Kullanmak istediği malzemelerin yeterince esnek olmaması, rahat bir oturma elemanı tasarlamak isteyen Alvar Aalto’yu yeni yöntemler keşfetmeye yönlendirmiş. 1931-1932 yılları arasında tasarlanan Paimio Chair, kontraplak malzemesinin sınırlarını zorlayan bükümlü bir yapıya sahip.
Bu sandalyeyi ikonik yapan şey hem malzemeyi hem de tasarımcıyı özgür bırakan nitelikteki amorf yapısı. Rahatlığı kadar heykelsi duruşuyla da beğenilen sandalyenin adı güneybatı Finlandiya’da bir tüberküloz sanatoryumu ve tüm mobilyalarını tasarladığı kasabadan geliyor.

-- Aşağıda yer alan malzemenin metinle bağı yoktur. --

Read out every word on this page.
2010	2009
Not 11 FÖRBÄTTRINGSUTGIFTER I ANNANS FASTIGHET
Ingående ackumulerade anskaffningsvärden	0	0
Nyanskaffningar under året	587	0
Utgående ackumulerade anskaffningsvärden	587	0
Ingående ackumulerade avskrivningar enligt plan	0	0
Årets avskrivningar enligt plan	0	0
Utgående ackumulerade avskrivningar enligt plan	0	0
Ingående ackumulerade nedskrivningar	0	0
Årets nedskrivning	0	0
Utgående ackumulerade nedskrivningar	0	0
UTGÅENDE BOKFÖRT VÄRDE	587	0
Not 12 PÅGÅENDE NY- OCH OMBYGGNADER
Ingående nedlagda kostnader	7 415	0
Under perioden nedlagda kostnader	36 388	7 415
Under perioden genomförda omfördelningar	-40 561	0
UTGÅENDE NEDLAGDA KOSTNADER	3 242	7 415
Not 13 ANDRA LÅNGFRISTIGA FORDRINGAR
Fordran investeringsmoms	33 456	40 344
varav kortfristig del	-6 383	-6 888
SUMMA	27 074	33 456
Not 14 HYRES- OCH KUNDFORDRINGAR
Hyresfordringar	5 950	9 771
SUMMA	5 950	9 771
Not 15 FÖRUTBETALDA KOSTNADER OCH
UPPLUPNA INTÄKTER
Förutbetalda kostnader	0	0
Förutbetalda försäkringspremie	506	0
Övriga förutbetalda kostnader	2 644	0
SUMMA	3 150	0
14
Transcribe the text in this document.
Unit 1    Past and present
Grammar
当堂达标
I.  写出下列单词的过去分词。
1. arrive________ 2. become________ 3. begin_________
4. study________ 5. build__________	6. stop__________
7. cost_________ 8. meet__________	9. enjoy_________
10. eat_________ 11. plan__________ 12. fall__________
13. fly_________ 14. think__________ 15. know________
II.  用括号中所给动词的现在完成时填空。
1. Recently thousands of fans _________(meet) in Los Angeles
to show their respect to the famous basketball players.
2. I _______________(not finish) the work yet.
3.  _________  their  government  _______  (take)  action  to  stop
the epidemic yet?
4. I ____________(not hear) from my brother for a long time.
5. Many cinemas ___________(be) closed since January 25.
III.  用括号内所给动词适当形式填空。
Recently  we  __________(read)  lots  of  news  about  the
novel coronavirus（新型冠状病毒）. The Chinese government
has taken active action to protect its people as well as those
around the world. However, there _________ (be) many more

Aalto, hissi ve yalıtım özellikleri nedeniyle sandalyenin yapımında materyal olarak yerli huş ağacını tercih etmiş ve bunun için daha organik bir form geliştirmiş.
Aalto’nun en çok bilinen sandalye tasarımı Paimio Chair’in hastane koridorlarında kullanılması düşünüldüğü için sandalyenin sırt kısmındaki açı hastaların rahat nefes alabileceği şekilde tasarlanmış.
Bauhaus döneminde birçok tasarımcı ve mimar, seri üretimde üretilebilecek “herkes için” olabilecek ürünler ortaya koyma eğilimindeydi. Ancak Barcelona Chair bir istisna.
Seri üretim için değil belli bir statü için Mies van der Rohe ve Lilly Reich tarafından 1929 Uluslararası Barselona Sergisi’ndeki Alman Pavyonu için tasarlandı.
Modernist estetiğin ikonik örneklerinden olan bu sandalye Ludwig Mies van der Rohe’nin “less is more” sözünün vücut bulduğu bir tasarım.